Вот оно, остающееся после огня красивых речей… Вот где скрыт ответ на вопросы, которые страшно задавать даже наедине с собой…»
«Странно, – Марк вновь как бы прислушался к самому себе. – Последнее время рассуждаю так подробно, точно хочу поделиться с кем-то».
– Мама! – негромко произнес он с необычной для себя растерянностью, первым же взглядом «сняв» с материнского лица искусно нанесенные пласты профессиональной косметики и с горечью ощутив, как еще больше отдалилась от него мать за прошедшие месяцы. – Мама, я пришел.
– Марк! – Женщина сделала инстинктивное движение навстречу, но так и не обняла стоящего перед ней сына, лишь коснулась пальцами его плеча. – Входи, входи… Посмотреть останешься?
Марк не планировал оставаться. Ему с некоторых пор наскучило заглядывать под маски – и в театре, и в жизни.
– Ты же знаешь, дела. Я зашел только… – он не договорил, внезапно увидев в углу гримерной худенькую девушку почти ребенка – с огромными глазами, смотревшую на него не моргая.
– Да это Кира, Кирочка Морозова! – объяснила Диана Петровна, перехватив настороженный взгляд сына. – Мечтает служить Мельпомене. «Вот розмарин, он для воспоминаний. Прошу вас, милый, помните, А вот цвет троицын – для дум…» Помнишь? Маленькая Офелия просто бредит сценой.
«Какие у нее глаза – распахнутые! – подумал Марк, внимательно изучая девушку. Поединок их взглядов продолжался. – А плечи совсем по-детски вздрагивают, будто я уже дотрагиваюсь до них».
Марк вдруг вспомнил что-то давно забытое и очень-очень родное. Впервые за всю жизнь ему захотелось совершенно незнакомому человеку сказать нечто искреннее, сокровенное. Ему, Марку Краснову, хладнокровному аналитику, всегда за счет неразговорчивости приумножающему личный золотой фонд, захотелось говорить и быть понятым, все равно как если бы он в одно мгновение излечился от немоты.
– Нездешнее у вас имя, – сказал Марк и мысленно улыбнулся. – Сказочное, как и вы сами.
Кира смутилась. Она перевела удивленный взор на не менее удивленную актрису, потом вновь – уже строго – посмотрела на Марка, но не произнесла ни слова в ответ.
– Кирочка у нас умница. Все спектакли смотрит, на репетиции беру ее потихоньку, – включилась Диана Петровна, чтобы разрядить паузу. – Вот и мне теперь настало время делиться опытом, – вздохнула она. – Хорошо, когда есть с кем.

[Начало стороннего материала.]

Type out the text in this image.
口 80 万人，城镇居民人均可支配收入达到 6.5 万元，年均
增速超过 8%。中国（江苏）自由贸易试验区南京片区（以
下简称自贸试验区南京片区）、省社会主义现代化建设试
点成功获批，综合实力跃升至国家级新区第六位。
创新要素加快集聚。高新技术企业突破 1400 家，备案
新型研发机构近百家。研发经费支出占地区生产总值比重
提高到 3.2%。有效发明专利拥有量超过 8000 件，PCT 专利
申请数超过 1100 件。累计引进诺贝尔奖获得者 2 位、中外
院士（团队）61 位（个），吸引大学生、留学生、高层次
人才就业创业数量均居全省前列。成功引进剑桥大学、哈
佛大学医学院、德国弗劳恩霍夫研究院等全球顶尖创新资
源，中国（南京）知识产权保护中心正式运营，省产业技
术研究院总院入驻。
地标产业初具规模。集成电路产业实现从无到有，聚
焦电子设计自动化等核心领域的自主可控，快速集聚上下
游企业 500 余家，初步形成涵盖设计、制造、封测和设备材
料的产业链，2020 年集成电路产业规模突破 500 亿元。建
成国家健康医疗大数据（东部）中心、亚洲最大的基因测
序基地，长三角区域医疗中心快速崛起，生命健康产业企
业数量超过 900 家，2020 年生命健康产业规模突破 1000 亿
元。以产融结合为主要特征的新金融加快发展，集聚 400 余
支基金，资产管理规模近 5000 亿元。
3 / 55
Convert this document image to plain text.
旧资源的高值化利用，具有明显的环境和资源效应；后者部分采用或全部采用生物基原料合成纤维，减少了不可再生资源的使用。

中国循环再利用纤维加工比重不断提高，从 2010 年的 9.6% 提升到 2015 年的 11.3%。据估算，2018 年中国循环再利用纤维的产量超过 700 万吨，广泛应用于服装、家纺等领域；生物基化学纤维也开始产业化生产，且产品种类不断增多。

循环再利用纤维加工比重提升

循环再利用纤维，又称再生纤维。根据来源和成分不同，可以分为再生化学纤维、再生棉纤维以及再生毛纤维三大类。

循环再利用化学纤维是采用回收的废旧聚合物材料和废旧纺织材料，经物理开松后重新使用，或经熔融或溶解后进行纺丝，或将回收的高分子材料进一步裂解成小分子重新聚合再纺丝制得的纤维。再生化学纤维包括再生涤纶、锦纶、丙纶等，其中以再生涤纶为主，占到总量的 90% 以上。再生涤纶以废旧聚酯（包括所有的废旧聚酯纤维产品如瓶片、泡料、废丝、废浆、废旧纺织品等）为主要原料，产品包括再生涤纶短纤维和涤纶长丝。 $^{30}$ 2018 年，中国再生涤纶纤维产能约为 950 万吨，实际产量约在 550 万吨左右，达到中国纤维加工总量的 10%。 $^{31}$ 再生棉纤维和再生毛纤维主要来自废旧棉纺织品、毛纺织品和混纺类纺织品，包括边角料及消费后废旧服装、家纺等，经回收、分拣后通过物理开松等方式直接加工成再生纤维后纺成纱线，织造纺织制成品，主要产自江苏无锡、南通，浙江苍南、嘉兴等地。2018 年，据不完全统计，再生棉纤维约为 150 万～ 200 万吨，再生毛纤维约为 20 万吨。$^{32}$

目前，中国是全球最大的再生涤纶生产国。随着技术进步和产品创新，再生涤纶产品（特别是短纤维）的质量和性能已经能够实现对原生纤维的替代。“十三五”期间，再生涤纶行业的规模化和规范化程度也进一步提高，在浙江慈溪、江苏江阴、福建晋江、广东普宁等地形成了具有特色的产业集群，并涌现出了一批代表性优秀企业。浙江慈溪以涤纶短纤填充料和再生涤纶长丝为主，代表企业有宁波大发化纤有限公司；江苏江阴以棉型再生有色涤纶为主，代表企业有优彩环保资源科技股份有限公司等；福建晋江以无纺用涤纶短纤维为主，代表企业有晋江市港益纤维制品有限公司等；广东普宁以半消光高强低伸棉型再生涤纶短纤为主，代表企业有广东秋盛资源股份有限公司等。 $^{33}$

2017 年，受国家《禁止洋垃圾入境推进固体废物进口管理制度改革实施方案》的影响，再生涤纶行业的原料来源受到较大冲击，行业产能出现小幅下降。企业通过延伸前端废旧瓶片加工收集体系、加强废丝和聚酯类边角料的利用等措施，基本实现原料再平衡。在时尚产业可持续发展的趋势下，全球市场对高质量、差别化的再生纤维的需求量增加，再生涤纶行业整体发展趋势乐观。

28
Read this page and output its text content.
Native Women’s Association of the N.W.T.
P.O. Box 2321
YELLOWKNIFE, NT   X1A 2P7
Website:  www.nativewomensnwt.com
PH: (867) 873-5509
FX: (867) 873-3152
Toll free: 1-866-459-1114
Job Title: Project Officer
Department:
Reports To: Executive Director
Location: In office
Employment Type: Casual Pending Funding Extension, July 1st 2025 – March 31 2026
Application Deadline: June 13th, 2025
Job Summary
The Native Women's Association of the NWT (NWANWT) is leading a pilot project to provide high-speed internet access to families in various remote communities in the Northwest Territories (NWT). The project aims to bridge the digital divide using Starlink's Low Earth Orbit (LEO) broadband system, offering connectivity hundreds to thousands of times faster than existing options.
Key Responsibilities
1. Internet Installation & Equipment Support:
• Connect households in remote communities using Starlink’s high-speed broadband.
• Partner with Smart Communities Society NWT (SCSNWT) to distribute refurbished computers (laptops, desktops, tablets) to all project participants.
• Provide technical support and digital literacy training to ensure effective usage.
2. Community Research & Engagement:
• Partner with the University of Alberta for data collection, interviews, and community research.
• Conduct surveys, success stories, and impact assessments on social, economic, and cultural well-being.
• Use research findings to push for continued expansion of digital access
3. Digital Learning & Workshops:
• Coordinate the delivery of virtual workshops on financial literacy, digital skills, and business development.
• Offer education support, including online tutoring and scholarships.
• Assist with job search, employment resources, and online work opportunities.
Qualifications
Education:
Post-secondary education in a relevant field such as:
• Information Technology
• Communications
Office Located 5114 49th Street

– Хорошо, когда есть, – согласился Марк, однако интонация его голоса, мягкая, неподдельная, не подлежащая эмоциональной цензуре интонация, выразила нечто гораздо большее. – Кира, я вас… Я не мог видеть вас раньше?
Не дожидаясь ответа, вроде бы как даже и не надеясь на него, он вновь спросил, глядя на Киру:
– Вы знаете Лоренцо Бернини? Возрождение. Италия. Потрясающая скульптурная пластика. Я покажу вам после… Если интересно… Какие странные камни у вас на шее, никогда таких не видел. Но они идут вам. А вы видели «Каменного гостя»? У меня, говорят, сердце каменное, представляете? Может, и так. Но знаете – я только вас сегодня увидел, и оно заколотилось. Камень тоже раз в тысячу лет оживает.
Марк говорил, чувствуя всю банальность и пошлость своих слов и ужасаясь ей. Но бледное лицо Киры дрогнуло. Она вся встрепенулась и подалась в сторону Марка, точно обрадовавшись, что его сердце – живое.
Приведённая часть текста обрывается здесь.